Compreende-se que tipo de escrita implica tal investigação? E, depois, o género de materiais que poderia utilizar? Recorri à parábola, à alegoria, à metáfora. A realidade do registo é garantida pela convicção das hipóteses, pelo tecido plausível dos enigmas.
Convinha a proliferação dos planos de tempo. Acumulei estratos. Importava encontrar uma tensão central, instalar-se nela. Poder-se-ia então correr todos os riscos, pois existia uma zona sólida aonde regressar, e de onde partir de novo. Era a minha segurança.

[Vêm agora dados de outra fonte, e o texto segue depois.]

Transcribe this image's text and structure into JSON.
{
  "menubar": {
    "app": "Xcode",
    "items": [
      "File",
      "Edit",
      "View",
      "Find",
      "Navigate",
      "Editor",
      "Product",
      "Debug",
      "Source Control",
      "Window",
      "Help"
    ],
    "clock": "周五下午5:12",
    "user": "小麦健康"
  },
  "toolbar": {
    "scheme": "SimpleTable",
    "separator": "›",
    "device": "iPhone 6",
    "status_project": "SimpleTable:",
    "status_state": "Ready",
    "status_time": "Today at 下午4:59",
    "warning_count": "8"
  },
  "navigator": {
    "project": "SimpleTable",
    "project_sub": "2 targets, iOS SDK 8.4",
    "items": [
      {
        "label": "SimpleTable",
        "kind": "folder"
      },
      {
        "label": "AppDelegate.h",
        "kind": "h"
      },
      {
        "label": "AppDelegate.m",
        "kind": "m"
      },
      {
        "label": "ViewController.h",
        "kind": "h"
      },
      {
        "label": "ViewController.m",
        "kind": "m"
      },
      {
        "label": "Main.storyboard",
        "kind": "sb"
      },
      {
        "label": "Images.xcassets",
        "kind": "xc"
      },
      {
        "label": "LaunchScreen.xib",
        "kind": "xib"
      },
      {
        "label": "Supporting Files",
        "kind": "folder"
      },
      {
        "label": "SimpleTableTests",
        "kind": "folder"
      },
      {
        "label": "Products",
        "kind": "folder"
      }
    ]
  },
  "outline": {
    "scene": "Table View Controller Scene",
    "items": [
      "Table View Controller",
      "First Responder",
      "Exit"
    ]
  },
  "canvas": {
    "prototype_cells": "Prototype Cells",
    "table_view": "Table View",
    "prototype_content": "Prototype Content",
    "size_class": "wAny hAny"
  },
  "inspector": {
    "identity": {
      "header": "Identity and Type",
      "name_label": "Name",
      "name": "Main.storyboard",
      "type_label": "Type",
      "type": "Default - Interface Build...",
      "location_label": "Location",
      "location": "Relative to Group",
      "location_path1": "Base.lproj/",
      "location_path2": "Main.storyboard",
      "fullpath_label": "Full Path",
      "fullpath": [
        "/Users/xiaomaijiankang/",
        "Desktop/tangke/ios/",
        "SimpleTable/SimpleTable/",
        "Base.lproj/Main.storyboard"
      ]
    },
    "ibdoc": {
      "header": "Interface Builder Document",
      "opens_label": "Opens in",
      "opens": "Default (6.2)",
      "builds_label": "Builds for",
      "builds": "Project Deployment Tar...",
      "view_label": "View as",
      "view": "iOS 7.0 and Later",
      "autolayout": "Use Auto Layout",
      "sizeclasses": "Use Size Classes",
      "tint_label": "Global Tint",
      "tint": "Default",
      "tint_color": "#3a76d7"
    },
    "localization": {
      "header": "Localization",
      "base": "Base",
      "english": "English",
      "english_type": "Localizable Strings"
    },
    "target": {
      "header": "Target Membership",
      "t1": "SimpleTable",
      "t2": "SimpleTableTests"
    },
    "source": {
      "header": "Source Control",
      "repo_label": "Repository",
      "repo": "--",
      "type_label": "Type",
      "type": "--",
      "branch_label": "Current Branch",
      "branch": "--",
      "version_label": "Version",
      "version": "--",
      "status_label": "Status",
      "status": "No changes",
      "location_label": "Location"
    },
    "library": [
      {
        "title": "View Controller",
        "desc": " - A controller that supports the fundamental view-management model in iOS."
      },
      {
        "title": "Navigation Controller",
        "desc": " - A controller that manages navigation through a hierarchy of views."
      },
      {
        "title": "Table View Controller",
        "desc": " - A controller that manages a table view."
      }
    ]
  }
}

Trata-se de «escrita circular», naquele âmbito em que se concebe a volta ao ponto de partida. E também porque nenhuma solução é possível, por nunca se poder provar a hipótese de verdade da coisa escrita. O texto é fechado. Mas também aberto. Fechado sobre si, pois o máximo e o melhor seria experimentar, dentro do mesmo espaço, uma nova maneira de considerar os mesmos acontecimentos. Aberto, porque as possibilidades desta consideração se mostravam praticamente sem número.

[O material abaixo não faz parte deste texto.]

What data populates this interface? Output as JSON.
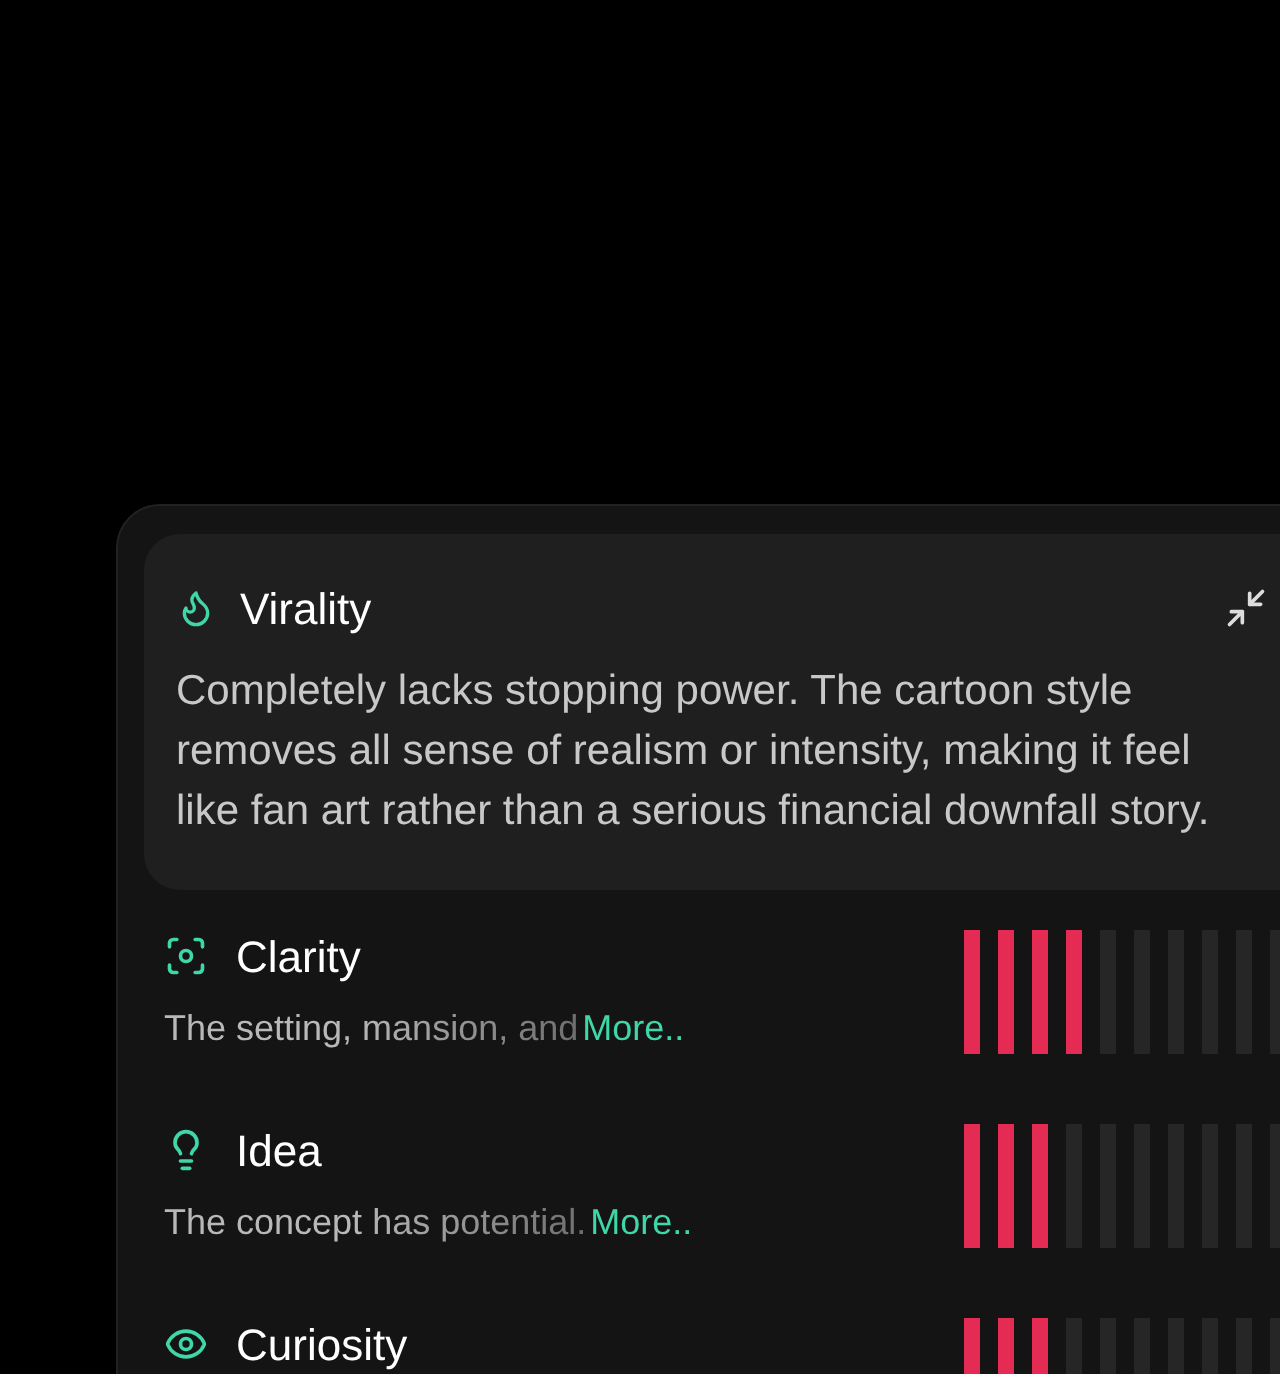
{
  "criteria": [
    {
      "title": "Virality",
      "expanded": true,
      "description": "Completely lacks stopping power. The cartoon style removes all sense of realism or intensity, making it feel like fan art rather than a serious financial downfall story."
    },
    {
      "title": "Clarity",
      "expanded": false,
      "description": "The setting, mansion, and",
      "more": "More..",
      "level": 0.4
    },
    {
      "title": "Idea",
      "expanded": false,
      "description": "The concept has potential.",
      "more": "More..",
      "level": 0.3
    },
    {
      "title": "Curiosity",
      "expanded": false,
      "level": 0.3
    }
  ]
}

Desapareceu por volta de 1960. Uma data, o fim da juventude. Houve uma escrita que designava e consignava uma experiencia e era, mal sabia eu, um aviso do tempo e do mundo: fim da tua parte de juventude. Soube no fim da juventude - e de que estranha maneira! - que ela se completara, e se abria uma nova possibilidade. E estava acabada, acabada.
Tudo isto é em si mesmo fácil, mas é tão difícil.
Escrevi em torno de três ou quatro tópicos, e estava a escrever sobre toda a minha juventude, e a sua morte, e a sua significação (se a havia). Enfim, está lá, acabou-se.
Cada texto possui o seu natural movimento interior. Há uma escrita que corresponde ao ritmo brusco, obsessivo, repetitivo, suspenso, recorrente, problemático, descontínuo da investigação que ela mesma, escrita, é - e da realidade que cria.
Certas obsessões (até vocabulares) iluminam-se durante a realização de um texto. A escrever é que se aprende o que somos. Referências a objectos, situações, movimentos, aparecem como imagens ou metáforas de experiências muito antigas, como elementos da composição interior, portanto: do mundo, da vida.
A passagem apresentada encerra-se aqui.